Am I willing and able to be patient with my wolfdog’s quirks and independent thinking?
Wolfdogs do not have the same need to please as domestic dogs. In this way, they are more like cats. They are harder to train because of this, as well as the fact that they are independent thinkers. They will often consider a command before acting on it, and they will often do it in their own time. Training a wolfdog takes time and patience. If you don’t have this kind of patience, the answer is no. If you are not able to work with this kind of independent thinking from a “pet”, the answer is also no. Read personal stories…
Wolves undoubtedly awaken something magical within many of us that create a longing to be close to them. Of course, the thought of owning one can be incredibly appealing – getting to bond and be close to a wolf, and having that wild spirit in our lives. However, is owning a wolfdog a good idea? If you have answered the questions above honestly with the animal’s highest well-being at the top of your list, you will make the appropriate decision. Our goal is to make sure you do. It’s our mission to help lower the astounding failure rate of wolfdog ownership due to bad choices, lack of preparation, and unrealistic expectations. Too many of these animals die in vain.
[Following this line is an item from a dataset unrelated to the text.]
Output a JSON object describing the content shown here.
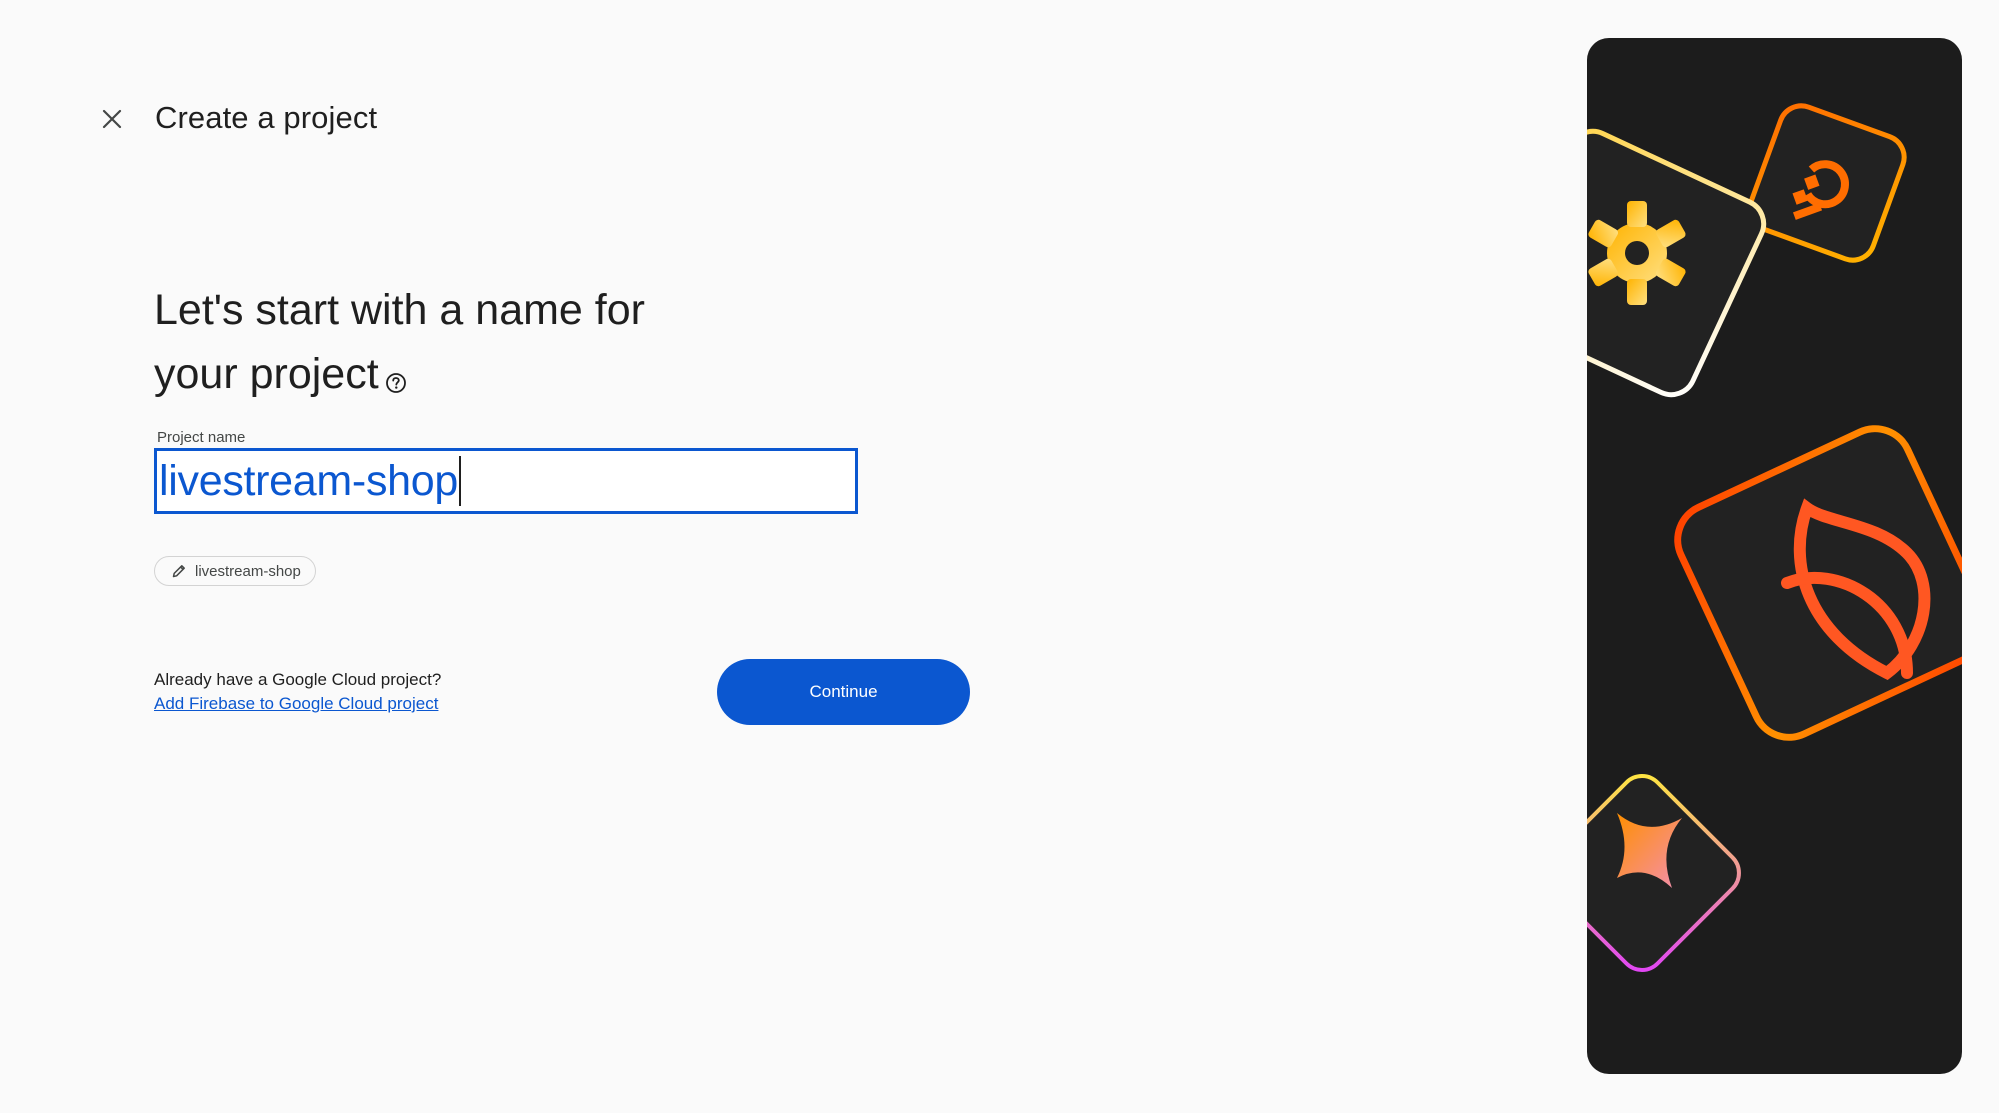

Our recommendation is, before buying a wolfdog, or if you cannot provide a wolfdog with the requirements listed above, to find a local wolfdog sanctuary to volunteer at instead. Not only are sanctuaries always in desperate need of hands-on help, but it’s incredibly rewarding on many levels. It’s the perfect place to interact with, and learn first-hand about these fascinating animals; and you won’t have to make the sacrifices you would need to make by owning one. Volunteering at a wolfdog sanctuary also provides some of the best training, and will help you in making the decision of whether to own a wolfdog or not.
If there isn’t a sanctuary near enough for you to volunteer, donate to one of your choice. You can frequently choose one of their residents to sponsor and even visit them on vacation. We can help you with ideas to raise money in your community or among your friends, to contribute to the protection of these magnificent beings.